One day I was in the car with my wife and kids and we were right near the nursing home, so I figured we would drop in. It had been a while since I’d taken the girls to see grandma, since they’d stopped bringing her any joy (and because seeing her had started to frighten them). I knew it would be a tough visit for them, but I also knew it would be quick, since she probably wouldn’t even open her eyes. I even thought it would be good for them to see what the end of life looked like. Mom wasn’t in pain, wasn’t unhappy; it was just that her life was over and we were waiting for the end.

But Mom’s eyes were open when we walked into her room, and her face lit up—that brief flash that said she knew she knew us, even if she didn’t quite know who we were. The kids hung back as I launched into my fake-cheery, too-loud greeting: Hi mom, how are you doing today? Look, we brought the girls to see you!

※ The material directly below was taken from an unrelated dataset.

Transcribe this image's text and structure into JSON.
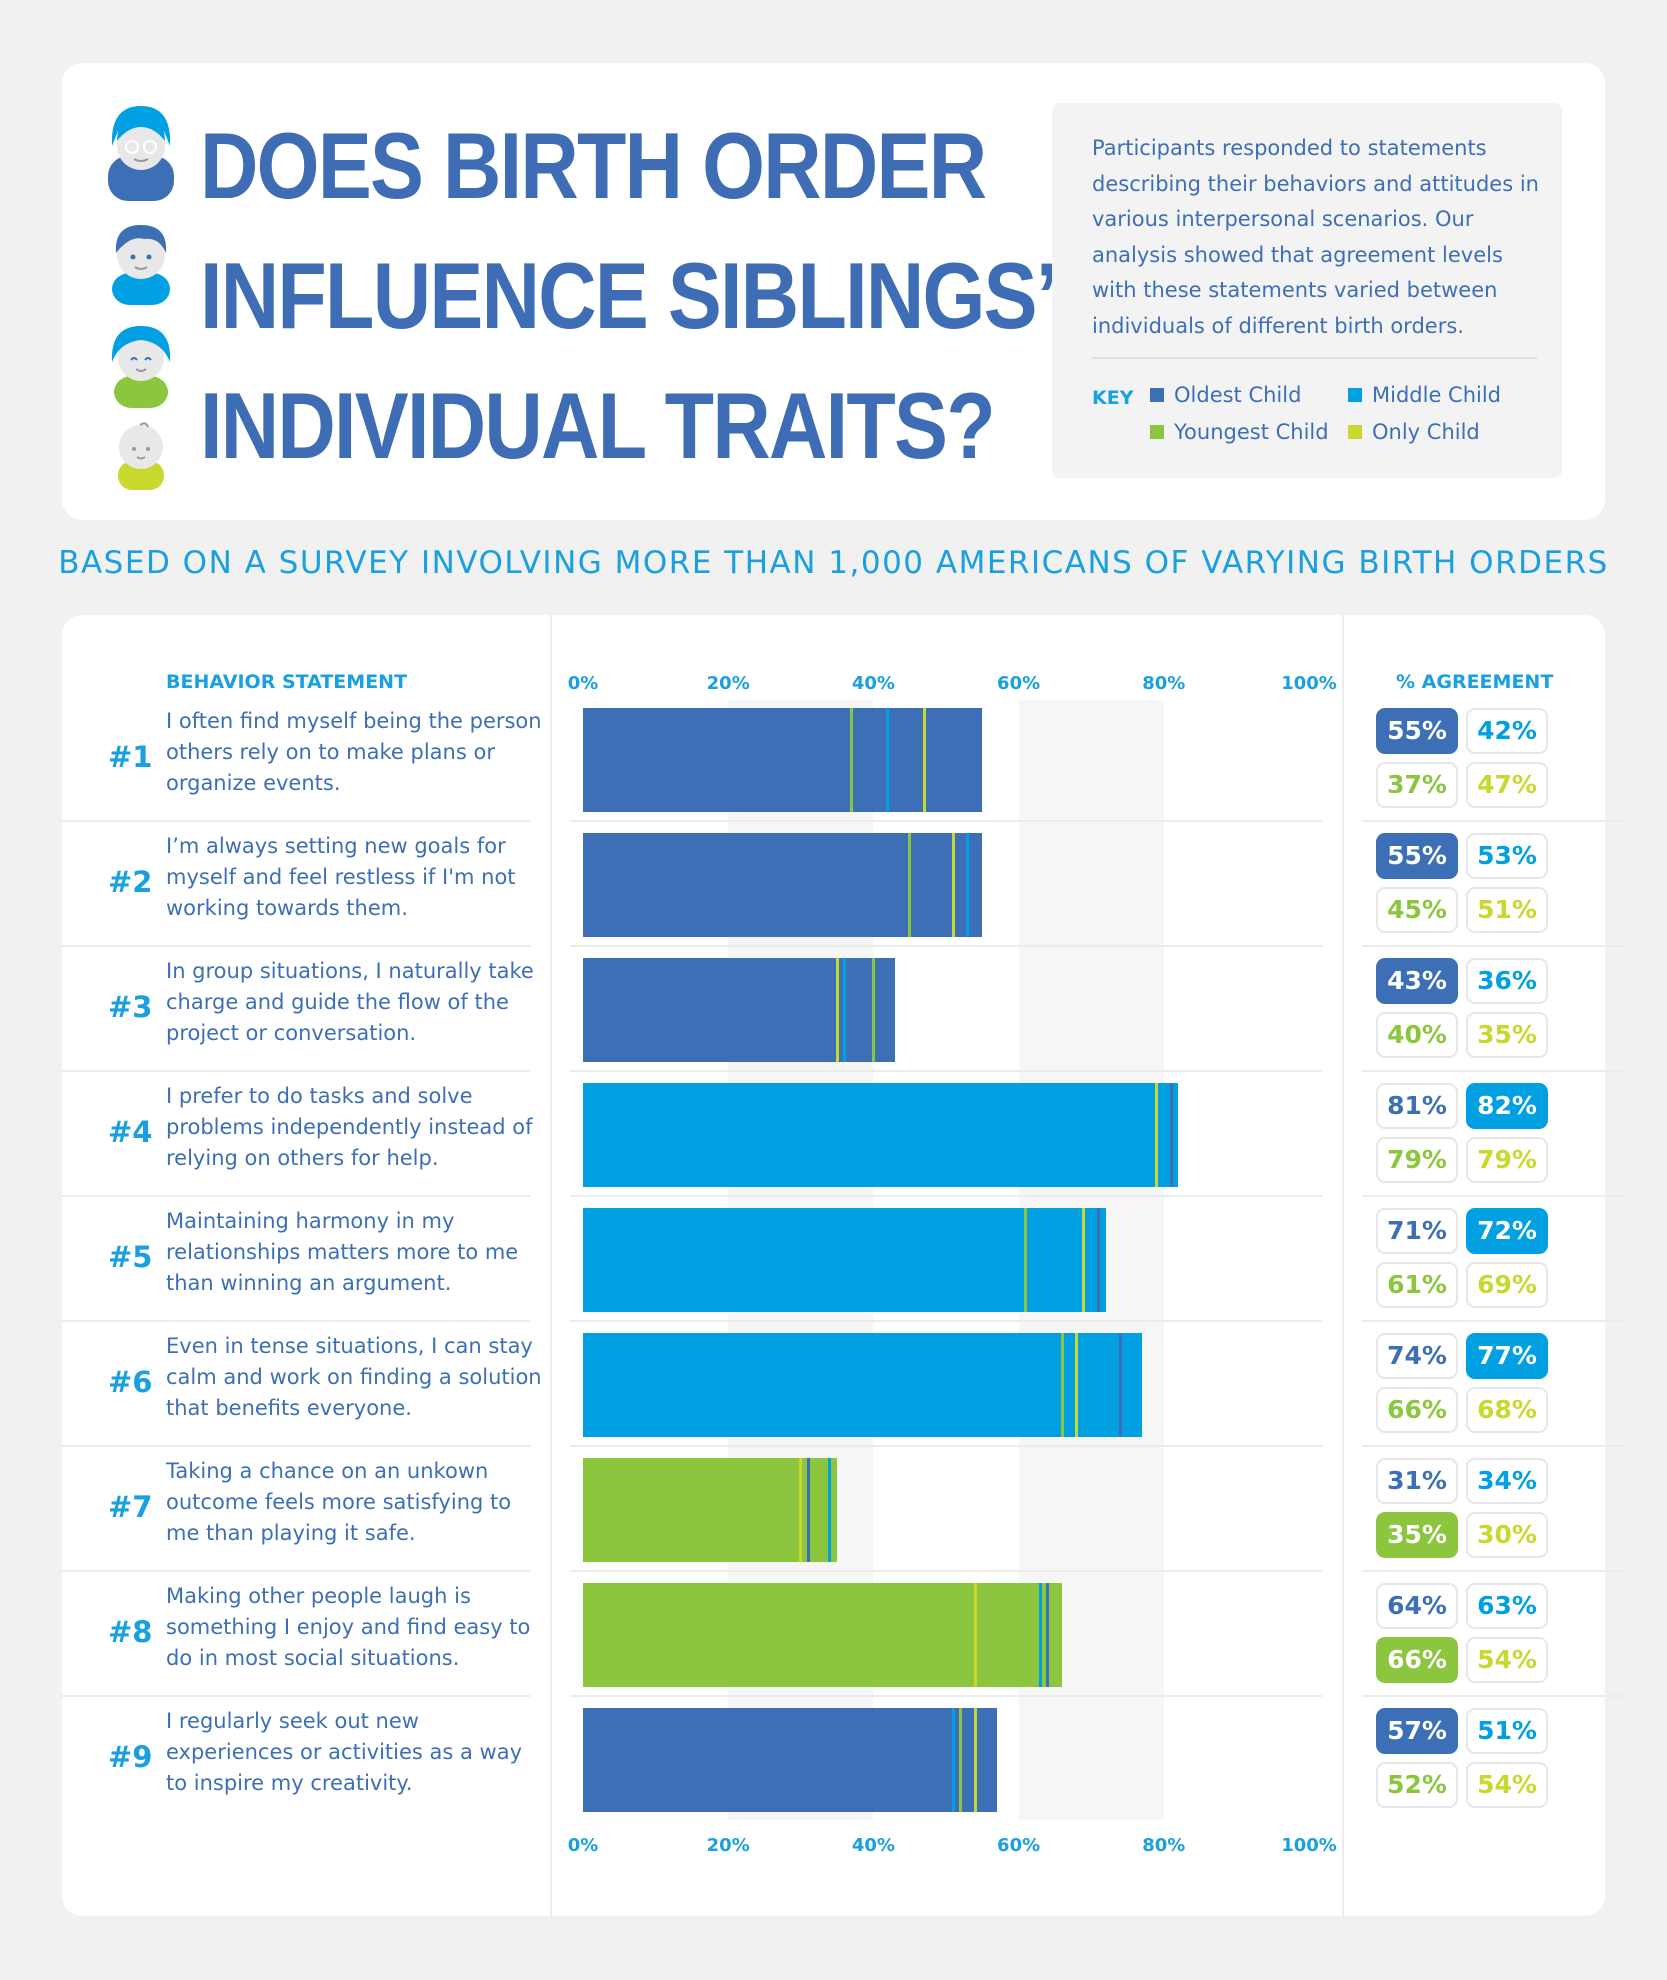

That’s when I saw it. For a long time I’d assumed my dear-god-please-don’t-start-crying facial contortions were mine alone, learned as a way to avoid her contempt. But there they were, as if in the mirror. Eyes filled with grief and hand held to her mouth, she turned her face away to hide the tears that had started falling. I turned to my wife in horror, both of us recognizing my face in hers, both realizing that we were witnessing something far worse than dementia. Living out your final years in a state of oblivion is bad enough—flashes of clarity in which you’re aware of your condition are the stuff of Stephen King movies.

I heard my traumatized younger daughter telling a friend about it—so much for my painless end-of-life teaching moment—but it wasn’t in the hushed tones I’d once used about mom’s cemetery breakdown. And the trauma was rightfully about her grandma, not about her mom’s tears. She’s pretty matter-of-fact about that, if a little embarrassed. This is the child who once did a second-grade classroom presentation about The Odd Life of Timothy Green, noting that it had made both of her moms cry like babies—a double outing. Yet neither revelation made us the talk of the town.

Which gives me hope, in spite of the horror. If my kids can speak candidly about grief, and shed their own tears openly and easily (which heaven knows they do), I call that progress. Both of them were adopted, so if the facial contortions are genetic they’ll be spared those too. Maybe someday when they’re a bit older we’ll watch Ghost together and I’ll get them to work on that single-tear thing. Because damn, that’s pretty.